Single by Crowded House

from the album Crowded House
- B-side: "Hole in the River"
- Released: June 1986
- Genre: Pop rock
- Length: 3:17
- Label: Capitol
- Songwriter: Neil Finn
- Producer: Mitchell Froom

Crowded House singles chronology
|  | "Mean to Me" (1986) | "World Where You Live" (1986) |

= Mean to Me (Crowded House song) =

"Mean to Me" is the debut single by Australian-New Zealand rock band Crowded House. It was originally released in June 1986 as a 7" vinyl, and was the lead single from the group's self-titled debut album, Crowded House. It peaked at No. 26 in Australia.

At the 1986 Countdown Australian Music Awards, the song was nominated for Best Debut Single. It mentions passing the town of Te Awamutu. The music video presents a longer intro showing the band enjoying themselves, and then playing the song in a warehouse. Repeatedly throughout the video, the band members continuously mouth "I love you" shown by the words in the video saying, "I LOVE YOU."

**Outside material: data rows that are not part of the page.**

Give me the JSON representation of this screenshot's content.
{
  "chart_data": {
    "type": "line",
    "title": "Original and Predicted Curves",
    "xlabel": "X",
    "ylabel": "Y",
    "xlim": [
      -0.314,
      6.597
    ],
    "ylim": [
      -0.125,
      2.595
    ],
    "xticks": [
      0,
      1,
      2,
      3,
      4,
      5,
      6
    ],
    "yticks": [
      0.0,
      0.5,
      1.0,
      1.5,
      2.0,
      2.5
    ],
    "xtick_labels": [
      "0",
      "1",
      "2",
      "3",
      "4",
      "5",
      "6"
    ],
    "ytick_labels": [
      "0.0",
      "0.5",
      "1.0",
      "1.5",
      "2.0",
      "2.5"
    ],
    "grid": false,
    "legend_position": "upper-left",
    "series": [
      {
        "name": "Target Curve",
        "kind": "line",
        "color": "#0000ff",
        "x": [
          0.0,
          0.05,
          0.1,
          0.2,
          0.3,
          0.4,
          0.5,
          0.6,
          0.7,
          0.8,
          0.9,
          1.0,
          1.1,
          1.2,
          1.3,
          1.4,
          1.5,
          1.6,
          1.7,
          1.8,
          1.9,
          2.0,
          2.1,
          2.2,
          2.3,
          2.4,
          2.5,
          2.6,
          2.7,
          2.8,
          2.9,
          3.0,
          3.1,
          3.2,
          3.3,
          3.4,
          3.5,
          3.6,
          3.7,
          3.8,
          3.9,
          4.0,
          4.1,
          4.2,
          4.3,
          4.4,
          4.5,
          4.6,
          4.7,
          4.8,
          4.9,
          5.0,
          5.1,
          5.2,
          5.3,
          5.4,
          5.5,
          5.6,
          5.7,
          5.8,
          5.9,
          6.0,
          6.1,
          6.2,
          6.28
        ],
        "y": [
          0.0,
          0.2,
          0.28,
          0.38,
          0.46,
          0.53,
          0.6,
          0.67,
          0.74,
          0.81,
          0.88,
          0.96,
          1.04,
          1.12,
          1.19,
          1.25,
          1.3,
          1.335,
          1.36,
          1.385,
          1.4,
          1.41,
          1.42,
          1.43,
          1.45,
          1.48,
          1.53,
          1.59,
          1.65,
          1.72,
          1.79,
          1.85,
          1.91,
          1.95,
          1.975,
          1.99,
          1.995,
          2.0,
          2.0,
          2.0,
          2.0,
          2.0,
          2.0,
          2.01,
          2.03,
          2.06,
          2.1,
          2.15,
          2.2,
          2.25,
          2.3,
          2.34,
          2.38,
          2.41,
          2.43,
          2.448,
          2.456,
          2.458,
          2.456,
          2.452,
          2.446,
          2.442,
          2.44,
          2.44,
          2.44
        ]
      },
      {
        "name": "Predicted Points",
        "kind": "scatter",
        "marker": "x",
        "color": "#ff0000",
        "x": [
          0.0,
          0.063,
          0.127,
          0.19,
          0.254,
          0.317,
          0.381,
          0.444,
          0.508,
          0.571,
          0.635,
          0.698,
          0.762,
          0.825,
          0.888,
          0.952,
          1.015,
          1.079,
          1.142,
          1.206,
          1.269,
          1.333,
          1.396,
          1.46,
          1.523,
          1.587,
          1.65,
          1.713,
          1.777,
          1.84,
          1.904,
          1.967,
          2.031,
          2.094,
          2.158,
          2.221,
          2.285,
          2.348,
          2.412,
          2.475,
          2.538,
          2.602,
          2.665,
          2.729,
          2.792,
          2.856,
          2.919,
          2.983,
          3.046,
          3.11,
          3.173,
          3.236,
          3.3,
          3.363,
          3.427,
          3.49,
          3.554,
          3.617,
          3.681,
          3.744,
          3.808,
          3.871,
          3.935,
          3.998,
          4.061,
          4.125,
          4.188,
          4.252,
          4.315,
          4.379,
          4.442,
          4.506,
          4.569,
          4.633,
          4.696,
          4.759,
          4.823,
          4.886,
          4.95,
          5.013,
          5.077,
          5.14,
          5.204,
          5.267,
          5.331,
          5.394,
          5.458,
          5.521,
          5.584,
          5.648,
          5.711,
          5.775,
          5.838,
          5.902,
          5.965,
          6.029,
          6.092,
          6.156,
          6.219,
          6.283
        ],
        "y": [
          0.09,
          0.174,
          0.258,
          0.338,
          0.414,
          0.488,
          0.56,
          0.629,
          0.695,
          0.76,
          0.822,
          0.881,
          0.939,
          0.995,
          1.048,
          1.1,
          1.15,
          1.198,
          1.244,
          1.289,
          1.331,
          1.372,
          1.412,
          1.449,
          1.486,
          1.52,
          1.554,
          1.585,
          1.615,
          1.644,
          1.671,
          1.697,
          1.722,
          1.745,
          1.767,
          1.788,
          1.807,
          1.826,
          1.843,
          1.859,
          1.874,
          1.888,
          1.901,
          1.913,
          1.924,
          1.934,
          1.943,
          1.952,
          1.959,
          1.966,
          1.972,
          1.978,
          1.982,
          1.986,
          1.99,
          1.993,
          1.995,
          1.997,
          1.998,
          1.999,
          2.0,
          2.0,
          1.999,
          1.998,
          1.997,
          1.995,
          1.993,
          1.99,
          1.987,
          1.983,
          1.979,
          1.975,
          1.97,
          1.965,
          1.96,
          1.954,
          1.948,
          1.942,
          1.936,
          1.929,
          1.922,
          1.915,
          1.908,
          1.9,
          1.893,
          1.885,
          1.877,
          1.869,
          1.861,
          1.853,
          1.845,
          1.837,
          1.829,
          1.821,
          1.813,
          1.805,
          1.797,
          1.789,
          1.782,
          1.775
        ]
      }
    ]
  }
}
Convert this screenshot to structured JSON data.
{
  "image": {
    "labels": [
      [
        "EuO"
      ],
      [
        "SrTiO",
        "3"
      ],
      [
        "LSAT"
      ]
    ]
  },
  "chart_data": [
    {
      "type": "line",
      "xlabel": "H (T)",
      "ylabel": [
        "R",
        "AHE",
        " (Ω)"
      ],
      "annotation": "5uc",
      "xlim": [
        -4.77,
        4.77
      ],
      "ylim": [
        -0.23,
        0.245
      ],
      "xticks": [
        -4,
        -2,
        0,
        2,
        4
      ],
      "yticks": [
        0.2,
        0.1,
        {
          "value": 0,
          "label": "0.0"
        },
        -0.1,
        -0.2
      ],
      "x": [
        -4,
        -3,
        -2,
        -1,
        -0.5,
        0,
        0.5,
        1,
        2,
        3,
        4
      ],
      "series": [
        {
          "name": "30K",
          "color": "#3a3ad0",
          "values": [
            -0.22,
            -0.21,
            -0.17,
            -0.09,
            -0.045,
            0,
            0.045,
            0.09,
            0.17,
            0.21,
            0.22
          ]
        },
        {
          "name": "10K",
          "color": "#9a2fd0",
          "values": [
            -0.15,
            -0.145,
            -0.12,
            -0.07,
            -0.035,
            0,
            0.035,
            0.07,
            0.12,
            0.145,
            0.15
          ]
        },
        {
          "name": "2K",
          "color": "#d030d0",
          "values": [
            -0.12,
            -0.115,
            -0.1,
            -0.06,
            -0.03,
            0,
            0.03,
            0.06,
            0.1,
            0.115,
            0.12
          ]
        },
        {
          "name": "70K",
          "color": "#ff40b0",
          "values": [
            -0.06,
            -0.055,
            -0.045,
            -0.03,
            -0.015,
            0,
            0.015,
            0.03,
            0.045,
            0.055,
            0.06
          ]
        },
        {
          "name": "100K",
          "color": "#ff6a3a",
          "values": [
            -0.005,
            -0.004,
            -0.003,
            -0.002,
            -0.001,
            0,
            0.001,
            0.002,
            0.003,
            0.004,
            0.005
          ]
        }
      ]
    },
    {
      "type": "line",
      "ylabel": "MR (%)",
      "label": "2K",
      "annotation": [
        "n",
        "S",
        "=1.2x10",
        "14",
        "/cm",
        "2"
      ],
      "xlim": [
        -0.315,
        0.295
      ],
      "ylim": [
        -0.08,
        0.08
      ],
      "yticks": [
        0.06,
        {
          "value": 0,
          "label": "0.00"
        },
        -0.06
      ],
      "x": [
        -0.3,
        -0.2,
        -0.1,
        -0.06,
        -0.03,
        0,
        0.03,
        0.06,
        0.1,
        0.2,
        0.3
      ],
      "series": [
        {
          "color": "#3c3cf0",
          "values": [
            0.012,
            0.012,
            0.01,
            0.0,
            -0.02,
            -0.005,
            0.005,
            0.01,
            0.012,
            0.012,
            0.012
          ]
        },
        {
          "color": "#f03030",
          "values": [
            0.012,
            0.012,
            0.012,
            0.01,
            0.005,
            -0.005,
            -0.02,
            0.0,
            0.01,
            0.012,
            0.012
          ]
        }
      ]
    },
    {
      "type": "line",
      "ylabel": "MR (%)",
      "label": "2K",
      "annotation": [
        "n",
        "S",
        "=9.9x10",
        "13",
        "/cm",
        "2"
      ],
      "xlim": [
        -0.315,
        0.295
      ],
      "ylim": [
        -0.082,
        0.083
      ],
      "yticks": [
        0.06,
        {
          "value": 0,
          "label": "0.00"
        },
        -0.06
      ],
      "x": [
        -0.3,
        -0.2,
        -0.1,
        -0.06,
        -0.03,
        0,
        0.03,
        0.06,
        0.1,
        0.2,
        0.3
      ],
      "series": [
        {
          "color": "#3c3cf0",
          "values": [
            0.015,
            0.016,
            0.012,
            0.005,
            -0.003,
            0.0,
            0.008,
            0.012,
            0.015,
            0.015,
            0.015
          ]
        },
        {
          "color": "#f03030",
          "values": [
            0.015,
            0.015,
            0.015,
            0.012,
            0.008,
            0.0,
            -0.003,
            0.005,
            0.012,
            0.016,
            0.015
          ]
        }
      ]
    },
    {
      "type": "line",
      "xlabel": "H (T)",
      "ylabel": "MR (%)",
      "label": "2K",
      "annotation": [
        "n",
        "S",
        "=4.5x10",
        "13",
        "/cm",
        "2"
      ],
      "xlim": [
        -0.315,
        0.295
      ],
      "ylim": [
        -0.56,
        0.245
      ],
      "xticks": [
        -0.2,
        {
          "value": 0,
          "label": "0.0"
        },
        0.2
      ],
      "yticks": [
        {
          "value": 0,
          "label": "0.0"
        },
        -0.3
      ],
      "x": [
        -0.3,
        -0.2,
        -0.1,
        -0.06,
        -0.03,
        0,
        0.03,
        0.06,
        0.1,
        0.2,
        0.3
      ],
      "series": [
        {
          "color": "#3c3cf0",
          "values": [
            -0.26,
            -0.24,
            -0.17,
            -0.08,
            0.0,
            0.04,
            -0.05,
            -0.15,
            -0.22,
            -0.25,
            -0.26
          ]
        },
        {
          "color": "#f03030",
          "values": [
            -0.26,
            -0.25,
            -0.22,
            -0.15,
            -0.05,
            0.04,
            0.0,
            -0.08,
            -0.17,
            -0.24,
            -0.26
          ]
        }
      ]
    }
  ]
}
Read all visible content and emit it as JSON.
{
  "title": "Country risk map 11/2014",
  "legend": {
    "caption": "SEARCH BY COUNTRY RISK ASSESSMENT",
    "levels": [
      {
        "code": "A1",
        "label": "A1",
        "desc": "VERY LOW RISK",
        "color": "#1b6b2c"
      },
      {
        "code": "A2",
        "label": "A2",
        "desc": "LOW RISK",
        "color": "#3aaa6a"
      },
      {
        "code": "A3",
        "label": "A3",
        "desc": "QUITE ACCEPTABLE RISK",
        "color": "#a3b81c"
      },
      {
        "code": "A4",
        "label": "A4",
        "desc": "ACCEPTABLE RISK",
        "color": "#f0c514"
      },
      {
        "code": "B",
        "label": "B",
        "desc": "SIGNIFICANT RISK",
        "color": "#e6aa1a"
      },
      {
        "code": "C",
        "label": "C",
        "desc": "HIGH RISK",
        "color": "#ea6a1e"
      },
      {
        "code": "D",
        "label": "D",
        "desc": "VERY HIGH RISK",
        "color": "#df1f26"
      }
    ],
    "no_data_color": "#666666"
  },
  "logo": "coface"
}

"Mean to Me" was (and indeed still is) often performed as the opening song for Crowded House's concerts, and it was most notably the first song performed at their Farewell to the World concert in 1996 (promoted at the time as their final show, but since succeeded by multiple tours). It later appeared on the group's greatest hits compilation Recurring Dream.

==Composition==
The lyrics largely concern an American Split Enz fan who had written to Neil Finn's parents, hoping to meet him. Finn said, "The verse was written on a tour of New Zealand I did with Dave Dobbyn under the absolutely shocking moniker of the Party Boys. I met her and had 10 minutes with her. Then I came back later and she was dancing with Gary McCormick, so I wrote those lines in which I did intimate they'd got it on. She bailed me up in LA about three years later and was most upset. She swears she didn't. I felt chastened by that."

==Reception==
Junkee said, "The hangover of Split Enz is still present, most notably in the song’s wigged-out keyboard detour. What "Mean to Me" accomplishes outside of that, is establishing key touchstones of what will go on to be inextricable parts of the Crowded House sound. Both Finn’s strident pop sensibilities and his unique lyrical sense of place."

==Track listing==
Track 1 by Neil Finn. Track 2 by Finn and Eddie Rayner. Both tracks from the Crowded House album.
1. "Mean to Me" - 3:17
2. "Hole in the River" - 4:02

==Charts==

| Chart (1986) | Peak position |
|---|---|
| Australian (Kent Music Report) | 26 |

== Certifications ==

Certifications for "Mean to Me"
| Region | Certification | Certified units/sales |
| Australia (ARIA) | Platinum | 70,000^{‡} |
^{‡} Sales+streaming figures based on certification alone.